I’m primarily interested in syntax (sentence structure), computational linguistics, and Japanese linguistics. Below are some current and past projects.
Recent work suggests that a wide array of syntactic phenomena fall under the formal class TSL (tier-based strictly local), mirroring earlier findings in phonology and morphology. Syntactic phenomena studied to date include movement (Graf 2022), case (Vu et al. 2019), and licensing of anaphora and NPIs (Graf & Shafiei 2019). These results are promising, but the large degree of variation across languages combined the with abstractness of syntactic representations means that further cross-linguistic surveys and in-depth case studies are needed. My work focuses on the the typology of case and agreement configurations.
I’m working with Thomas Graf to test his 2020 conjecture that syntactic features on lexical categories are ISL-2 recoverable, that is, that they can be inferred only from the categories of heads that they select or are selected by. We’re doing this using data from MGBank, an MG corpus built from the Penn Treebank.
Allomorphy in the forms of Japanese verbal stems and suffixes appears to be phonologically motivated, yet many of the patterns are unattested elsewhere in the language. This naturally raises the question of how such patterns are encoded in the grammar.
In a recent presentation I examine a proposal by Ito and Mester (2004) in which lexically specified allomorphs are selected by the phonology via the mechanisms of Optimality Theory.

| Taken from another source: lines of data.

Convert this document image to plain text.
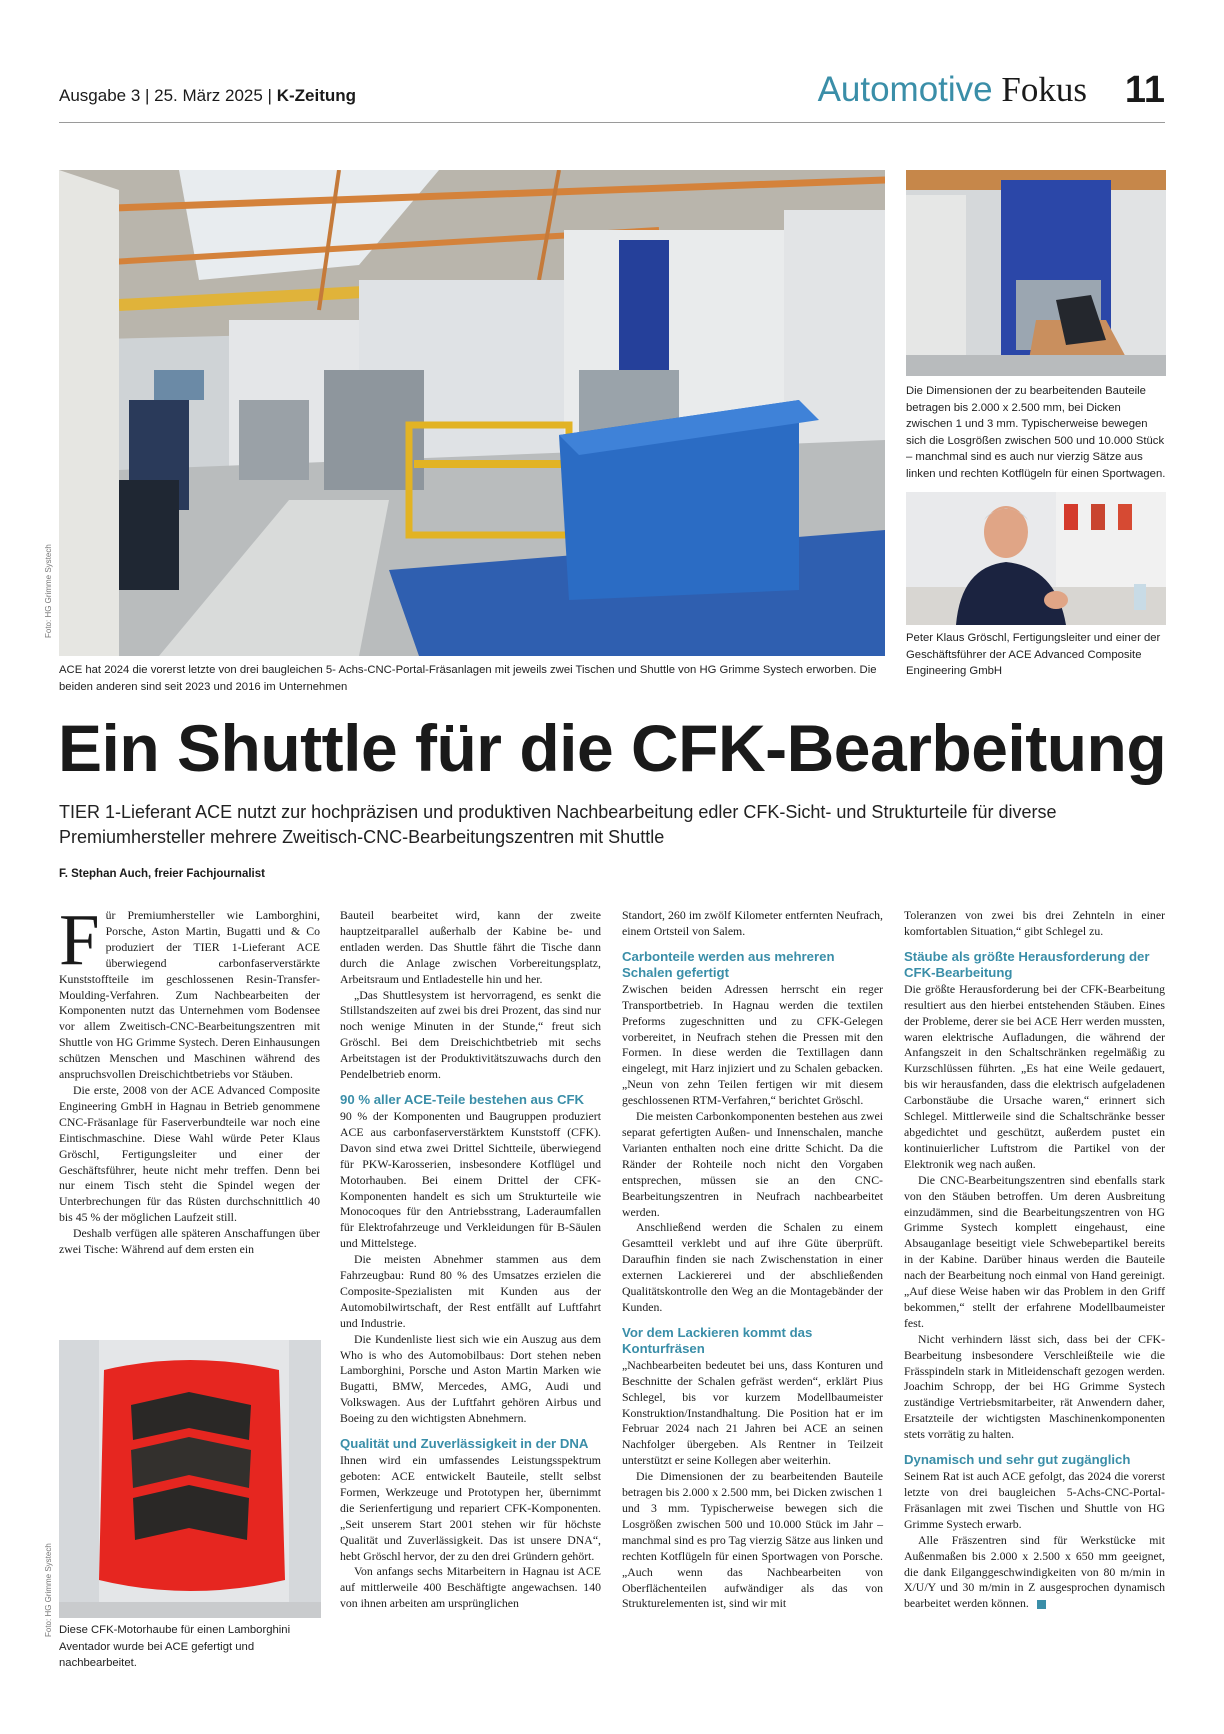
Ausgabe 3 | 25. März 2025 | K-Zeitung	Automotive Fokus 11
Foto: HG Grimme Systech
ACE hat 2024 die vorerst letzte von drei baugleichen 5- Achs-CNC-Portal-Fräsanlagen mit jeweils zwei Tischen und Shuttle von HG Grimme Systech erworben. Die beiden anderen sind seit 2023 und 2016 im Unternehmen
Die Dimensionen der zu bearbeitenden Bauteile betragen bis 2.000 x 2.500 mm, bei Dicken zwischen 1 und 3 mm. Typischerweise bewegen sich die Losgrößen zwischen 500 und 10.000 Stück – manchmal sind es auch nur vierzig Sätze aus linken und rechten Kotflügeln für einen Sportwagen.
Peter Klaus Gröschl, Fertigungsleiter und einer der Geschäftsführer der ACE Advanced Composite Engineering GmbH
Ein Shuttle für die CFK-Bearbeitung
TIER 1-Lieferant ACE nutzt zur hochpräzisen und produktiven Nachbearbeitung edler CFK-Sicht- und Strukturteile für diverse Premiumhersteller mehrere Zweitisch-CNC-Bearbeitungszentren mit Shuttle
F. Stephan Auch, freier Fachjournalist

Für Premiumhersteller wie Lamborghini, Porsche, Aston Martin, Bugatti und & Co produziert der TIER 1-Lieferant ACE überwiegend carbonfaserverstärkte Kunststoffteile im geschlossenen Resin-Transfer-Moulding-Verfahren. Zum Nachbearbeiten der Komponenten nutzt das Unternehmen vom Bodensee vor allem Zweitisch-CNC-Bearbeitungszentren mit Shuttle von HG Grimme Systech. Deren Einhausungen schützen Menschen und Maschinen während des anspruchsvollen Dreischichtbetriebs vor Stäuben.

Die erste, 2008 von der ACE Advanced Composite Engineering GmbH in Hagnau in Betrieb genommene CNC-Fräsanlage für Faserverbundteile war noch eine Eintischmaschine. Diese Wahl würde Peter Klaus Gröschl, Fertigungsleiter und einer der Geschäftsführer, heute nicht mehr treffen. Denn bei nur einem Tisch steht die Spindel wegen der Unterbrechungen für das Rüsten durchschnittlich 40 bis 45 % der möglichen Laufzeit still.

Deshalb verfügen alle späteren Anschaffungen über zwei Tische: Während auf dem ersten ein

Foto: HG Grimme Systech Diese CFK-Motorhaube für einen Lamborghini Aventador wurde bei ACE gefertigt und nachbearbeitet.

Bauteil bearbeitet wird, kann der zweite hauptzeitparallel außerhalb der Kabine be- und entladen werden. Das Shuttle fährt die Tische dann durch die Anlage zwischen Vorbereitungsplatz, Arbeitsraum und Entladestelle hin und her.

„Das Shuttlesystem ist hervorragend, es senkt die Stillstandszeiten auf zwei bis drei Prozent, das sind nur noch wenige Minuten in der Stunde,“ freut sich Gröschl. Bei dem Dreischichtbetrieb mit sechs Arbeitstagen ist der Produktivitätszuwachs durch den Pendelbetrieb enorm.

90 % aller ACE-Teile bestehen aus CFK

90 % der Komponenten und Baugruppen produziert ACE aus carbonfaserverstärktem Kunststoff (CFK). Davon sind etwa zwei Drittel Sichtteile, überwiegend für PKW-Karosserien, insbesondere Kotflügel und Motorhauben. Bei einem Drittel der CFK-Komponenten handelt es sich um Strukturteile wie Monocoques für den Antriebsstrang, Laderaumfallen für Elektrofahrzeuge und Verkleidungen für B-Säulen und Mittelstege.

Die meisten Abnehmer stammen aus dem Fahrzeugbau: Rund 80 % des Umsatzes erzielen die Composite-Spezialisten mit Kunden aus der Automobilwirtschaft, der Rest entfällt auf Luftfahrt und Industrie.

Die Kundenliste liest sich wie ein Auszug aus dem Who is who des Automobilbaus: Dort stehen neben Lamborghini, Porsche und Aston Martin Marken wie Bugatti, BMW, Mercedes, AMG, Audi und Volkswagen. Aus der Luftfahrt gehören Airbus und Boeing zu den wichtigsten Abnehmern.

Qualität und Zuverlässigkeit in der DNA

Ihnen wird ein umfassendes Leistungsspektrum geboten: ACE entwickelt Bauteile, stellt selbst Formen, Werkzeuge und Prototypen her, übernimmt die Serienfertigung und repariert CFK-Komponenten. „Seit unserem Start 2001 stehen wir für höchste Qualität und Zuverlässigkeit. Das ist unsere DNA“, hebt Gröschl hervor, der zu den drei Gründern gehört.

Von anfangs sechs Mitarbeitern in Hagnau ist ACE auf mittlerweile 400 Beschäftigte angewachsen. 140 von ihnen arbeiten am ursprünglichen

Standort, 260 im zwölf Kilometer entfernten Neufrach, einem Ortsteil von Salem.

Carbonteile werden aus mehreren Schalen gefertigt

Zwischen beiden Adressen herrscht ein reger Transportbetrieb. In Hagnau werden die textilen Preforms zugeschnitten und zu CFK-Gelegen vorbereitet, in Neufrach stehen die Pressen mit den Formen. In diese werden die Textillagen dann eingelegt, mit Harz injiziert und zu Schalen gebacken. „Neun von zehn Teilen fertigen wir mit diesem geschlossenen RTM-Verfahren,“ berichtet Gröschl.

Die meisten Carbonkomponenten bestehen aus zwei separat gefertigten Außen- und Innenschalen, manche Varianten enthalten noch eine dritte Schicht. Da die Ränder der Rohteile noch nicht den Vorgaben entsprechen, müssen sie an den CNC-Bearbeitungszentren in Neufrach nachbearbeitet werden.

Anschließend werden die Schalen zu einem Gesamtteil verklebt und auf ihre Güte überprüft. Daraufhin finden sie nach Zwischenstation in einer externen Lackiererei und der abschließenden Qualitätskontrolle den Weg an die Montagebänder der Kunden.

Vor dem Lackieren kommt das Konturfräsen

„Nachbearbeiten bedeutet bei uns, dass Konturen und Beschnitte der Schalen gefräst werden“, erklärt Pius Schlegel, bis vor kurzem Modellbaumeister Konstruktion/Instandhaltung. Die Position hat er im Februar 2024 nach 21 Jahren bei ACE an seinen Nachfolger übergeben. Als Rentner in Teilzeit unterstützt er seine Kollegen aber weiterhin.

Die Dimensionen der zu bearbeitenden Bauteile betragen bis 2.000 x 2.500 mm, bei Dicken zwischen 1 und 3 mm. Typischerweise bewegen sich die Losgrößen zwischen 500 und 10.000 Stück im Jahr – manchmal sind es pro Tag vierzig Sätze aus linken und rechten Kotflügeln für einen Sportwagen von Porsche. „Auch wenn das Nachbearbeiten von Oberflächenteilen aufwändiger als das von Strukturelementen ist, sind wir mit

Toleranzen von zwei bis drei Zehnteln in einer komfortablen Situation,“ gibt Schlegel zu.

Stäube als größte Herausforderung der CFK-Bearbeitung

Die größte Herausforderung bei der CFK-Bearbeitung resultiert aus den hierbei entstehenden Stäuben. Eines der Probleme, derer sie bei ACE Herr werden mussten, waren elektrische Aufladungen, die während der Anfangszeit in den Schaltschränken regelmäßig zu Kurzschlüssen führten. „Es hat eine Weile gedauert, bis wir herausfanden, dass die elektrisch aufgeladenen Carbonstäube die Ursache waren,“ erinnert sich Schlegel. Mittlerweile sind die Schaltschränke besser abgedichtet und geschützt, außerdem pustet ein kontinuierlicher Luftstrom die Partikel von der Elektronik weg nach außen.

Die CNC-Bearbeitungszentren sind ebenfalls stark von den Stäuben betroffen. Um deren Ausbreitung einzudämmen, sind die Bearbeitungszentren von HG Grimme Systech komplett eingehaust, eine Absauganlage beseitigt viele Schwebepartikel bereits in der Kabine. Darüber hinaus werden die Bauteile nach der Bearbeitung noch einmal von Hand gereinigt. „Auf diese Weise haben wir das Problem in den Griff bekommen,“ stellt der erfahrene Modellbaumeister fest.

Nicht verhindern lässt sich, dass bei der CFK-Bearbeitung insbesondere Verschleißteile wie die Frässpindeln stark in Mitleidenschaft gezogen werden. Joachim Schropp, der bei HG Grimme Systech zuständige Vertriebsmitarbeiter, rät Anwendern daher, Ersatzteile der wichtigsten Maschinenkomponenten stets vorrätig zu halten.

Dynamisch und sehr gut zugänglich

Seinem Rat ist auch ACE gefolgt, das 2024 die vorerst letzte von drei baugleichen 5-Achs-CNC-Portal-Fräsanlagen mit zwei Tischen und Shuttle von HG Grimme Systech erwarb.

Alle Fräszentren sind für Werkstücke mit Außenmaßen bis 2.000 x 2.500 x 650 mm geeignet, die dank Eilganggeschwindigkeiten von 80 m/min in X/U/Y und 30 m/min in Z ausgesprochen dynamisch bearbeitet werden können.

While the approach elegantly derives much of the verbal paradigm, extending it to the suffixes -te, -ta, -tara, and -tari fails due to opacity in the allomorphy of these suffixes, and also results in severe overgeneration. These results suggests that the grammar of Japanese does in fact include phonological processes which are restricted to certain verbal suffixes.

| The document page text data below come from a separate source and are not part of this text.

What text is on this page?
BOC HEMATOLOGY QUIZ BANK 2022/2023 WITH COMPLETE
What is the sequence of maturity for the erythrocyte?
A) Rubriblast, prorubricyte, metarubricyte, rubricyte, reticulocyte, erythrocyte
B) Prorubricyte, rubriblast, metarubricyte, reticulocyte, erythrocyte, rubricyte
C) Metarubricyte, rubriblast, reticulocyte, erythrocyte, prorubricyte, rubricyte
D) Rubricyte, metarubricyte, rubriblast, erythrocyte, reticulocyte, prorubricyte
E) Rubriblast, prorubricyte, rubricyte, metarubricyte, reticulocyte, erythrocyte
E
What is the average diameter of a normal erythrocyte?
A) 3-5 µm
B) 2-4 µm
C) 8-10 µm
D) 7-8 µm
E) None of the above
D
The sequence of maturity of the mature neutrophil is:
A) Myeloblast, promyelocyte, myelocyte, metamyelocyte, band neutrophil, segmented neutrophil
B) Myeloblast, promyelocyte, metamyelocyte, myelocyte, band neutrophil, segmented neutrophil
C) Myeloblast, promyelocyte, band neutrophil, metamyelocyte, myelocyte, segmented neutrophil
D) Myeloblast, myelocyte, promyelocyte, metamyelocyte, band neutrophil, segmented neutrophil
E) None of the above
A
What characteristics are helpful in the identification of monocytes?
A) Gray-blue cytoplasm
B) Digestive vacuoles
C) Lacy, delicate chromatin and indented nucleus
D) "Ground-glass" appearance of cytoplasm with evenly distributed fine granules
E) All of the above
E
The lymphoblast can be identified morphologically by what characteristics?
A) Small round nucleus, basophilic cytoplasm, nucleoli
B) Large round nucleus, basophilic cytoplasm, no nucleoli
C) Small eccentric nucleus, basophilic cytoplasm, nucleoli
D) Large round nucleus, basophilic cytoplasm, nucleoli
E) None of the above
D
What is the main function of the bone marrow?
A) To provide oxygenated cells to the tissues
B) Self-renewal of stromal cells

In an upcoming paper, I propose an answer as to what is really going on, and discuss avenues for further exploration.
I worked with Cristina Schmitt and Alan Munn on a diachronic corpus study of the loss of bare singular noun phrases (those lacking a determiner, quantifier, or possessor) in Middle English. Bare singular predicates (such as “doctor” in “He is doctor”, with no preceding article) used to be common in Old and Middle English, as they still are in other Germanic and Romance languages, but are severely restricted in Modern English. Our goal is to determine how exactly these changes unfolded and why using statistical measures of their changes in frequency according to syntactic environment and the semantic class of the head noun.
Part of the bare noun project involved tracking lexical classes of nouns, first because of the need to distinguish between count and mass nouns (not distinguished in the corpus used, as of the time of research), and because we wanted to track several classes of count nouns predicted to be of theoretical relevance. The following poster describes the methods used for this part of the project.
A program called CorpusSearch, developed at the University of Pennsylvania, allows automated searching and coding of syntactically annotated corpora, such as the Penn Corpora of Historical English. In order to make the next step, data analysis, easier, I wrote a program I call CorpusExtract, which converts the output of a CorpusSearch coding query to spreadsheet form. See the poster linked below for a more complete explanation of the purpose behind CorpusExtract and its implementation.
I worked with Catherine Ryu on a corpus study of the Classical Japanese text Hyakunin Isshu, a collection of 100 tanka (five line poems with a 5-7-5-7-7 mora structure). My part of the project was to generate statistics and visualizations to show macro-level patterns in the syntax of these poems: where, by line and within lines, do different syntactic categories occur, and in what combinations do they occur? This involved parsing the poems using the morphological analyzer MeCab (with the Early Middle Japanese version of the UniDic dictionary) and running the results through a suite of Python and R scripts.
When I was a research assistant for the MSU Language and Interaction Research Group (LAIR), I worked on a project to create an end-to-end system allowing a robot to collaborate with a human partner in a game of object naming, which required to the robot to speech and gesture to proactively mediate its representation of the visual scene with that of its human partner.